Some of the lenders, including richer euro zone countries like Germany, have complained that Greece hasn't lived up to previous commitments to cut spending, a hard task in a country where citizens have grown used to extravagant government spending. There are also concerns that the second, €130 billion bailout currently being negotiated wouldn't be enough to lift Greece out of its steep recession anyway, which could make Germany and other countries less likely to sign off on it.
If Greece doesn't get the bailout, it will default on loans due next month and could be forced to leave the euro. Some richer euro zone countries now seem to think that such an outcome wouldn't be such a bad outcome after all.
Greek Finance Minister Evangelos Venizolos told the country's president, Karolos Papoulias, that there were "many in the euro zone who don't want us any more." Meanwhile Germany's finance minister, Wolfgang Schaueble told German radio he's "not sure even now whether all in the political parties in Greece are aware of their responsibility for the difficult situation of their country."
European stocks and the euro fell and borrowing rates rose for Italy and Spain, a sign that investors are worried that the two countries would be dragged back into a crisis that had shown some signs of easing. Portugal, another troubled euro zone country, reported 14 percent unemployment, the highest on record.
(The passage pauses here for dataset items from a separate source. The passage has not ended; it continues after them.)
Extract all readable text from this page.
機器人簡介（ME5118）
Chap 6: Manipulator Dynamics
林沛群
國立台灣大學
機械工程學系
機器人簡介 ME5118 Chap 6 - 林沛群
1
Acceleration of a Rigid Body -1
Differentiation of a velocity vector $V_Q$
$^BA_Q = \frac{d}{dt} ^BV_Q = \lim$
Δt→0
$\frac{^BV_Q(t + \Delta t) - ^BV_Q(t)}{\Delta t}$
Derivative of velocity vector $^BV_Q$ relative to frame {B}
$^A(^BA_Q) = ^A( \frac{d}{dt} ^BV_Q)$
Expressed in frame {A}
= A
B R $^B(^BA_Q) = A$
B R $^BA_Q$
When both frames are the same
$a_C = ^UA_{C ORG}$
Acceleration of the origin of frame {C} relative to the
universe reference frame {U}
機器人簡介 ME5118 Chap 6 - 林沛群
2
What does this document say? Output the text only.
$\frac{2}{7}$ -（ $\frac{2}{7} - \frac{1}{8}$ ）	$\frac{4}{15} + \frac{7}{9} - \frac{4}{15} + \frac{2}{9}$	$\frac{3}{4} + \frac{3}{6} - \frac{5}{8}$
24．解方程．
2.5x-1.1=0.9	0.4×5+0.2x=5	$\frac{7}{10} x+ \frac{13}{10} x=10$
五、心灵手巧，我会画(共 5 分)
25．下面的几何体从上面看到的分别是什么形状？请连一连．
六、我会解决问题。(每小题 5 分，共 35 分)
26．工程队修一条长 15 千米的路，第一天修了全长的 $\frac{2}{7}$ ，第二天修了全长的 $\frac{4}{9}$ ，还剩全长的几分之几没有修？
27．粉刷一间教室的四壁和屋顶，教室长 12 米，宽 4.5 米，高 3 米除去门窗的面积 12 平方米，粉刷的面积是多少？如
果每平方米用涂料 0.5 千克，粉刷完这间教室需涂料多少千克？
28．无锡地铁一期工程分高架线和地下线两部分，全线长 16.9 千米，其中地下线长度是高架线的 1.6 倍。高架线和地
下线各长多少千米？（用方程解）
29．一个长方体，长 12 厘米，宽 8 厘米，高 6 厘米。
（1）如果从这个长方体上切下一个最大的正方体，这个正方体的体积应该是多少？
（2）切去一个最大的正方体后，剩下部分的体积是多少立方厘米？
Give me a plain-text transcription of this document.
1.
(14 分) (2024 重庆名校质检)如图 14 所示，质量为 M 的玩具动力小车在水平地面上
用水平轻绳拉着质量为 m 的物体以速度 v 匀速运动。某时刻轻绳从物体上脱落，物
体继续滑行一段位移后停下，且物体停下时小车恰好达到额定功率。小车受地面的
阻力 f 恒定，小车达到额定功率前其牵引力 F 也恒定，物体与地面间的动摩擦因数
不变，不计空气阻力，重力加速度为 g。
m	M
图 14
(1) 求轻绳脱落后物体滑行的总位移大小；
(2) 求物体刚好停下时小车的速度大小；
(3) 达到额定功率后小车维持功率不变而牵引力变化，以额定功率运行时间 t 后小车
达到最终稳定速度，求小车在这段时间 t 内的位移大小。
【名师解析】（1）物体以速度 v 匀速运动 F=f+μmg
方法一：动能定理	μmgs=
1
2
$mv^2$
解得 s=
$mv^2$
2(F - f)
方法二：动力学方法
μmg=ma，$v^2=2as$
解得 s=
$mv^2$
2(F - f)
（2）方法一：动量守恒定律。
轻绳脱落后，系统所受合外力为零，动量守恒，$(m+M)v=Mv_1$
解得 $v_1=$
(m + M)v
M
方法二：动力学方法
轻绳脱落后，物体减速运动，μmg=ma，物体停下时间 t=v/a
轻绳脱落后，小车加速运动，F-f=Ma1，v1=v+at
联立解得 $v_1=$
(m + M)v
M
U.S. financials fell slightly after Moody's said it may lower the ratings of some of the world's largest banks, including U.S heavyweights Citigroup, Bank of America, JPMorgan Chase, Goldman Sachs and Morgan Stanley, because stricter regulations and a struggling economy will crimp their long-term prospects for growth.
In other stocks making big moves:
— General Motors rose 4 percent, boosted by news that it had earned its highest profit ever in 2011, just two years after the auto giant teetered near collapse and had to be rescued by taxpayer money. The profit masked some troubling statistics, including losses in Europe and South America, but investors didn't seem to mind.
— Jam maker J.M. Smucker plummeted 9 percent after the company missed analysts' estimates for net income and revenue.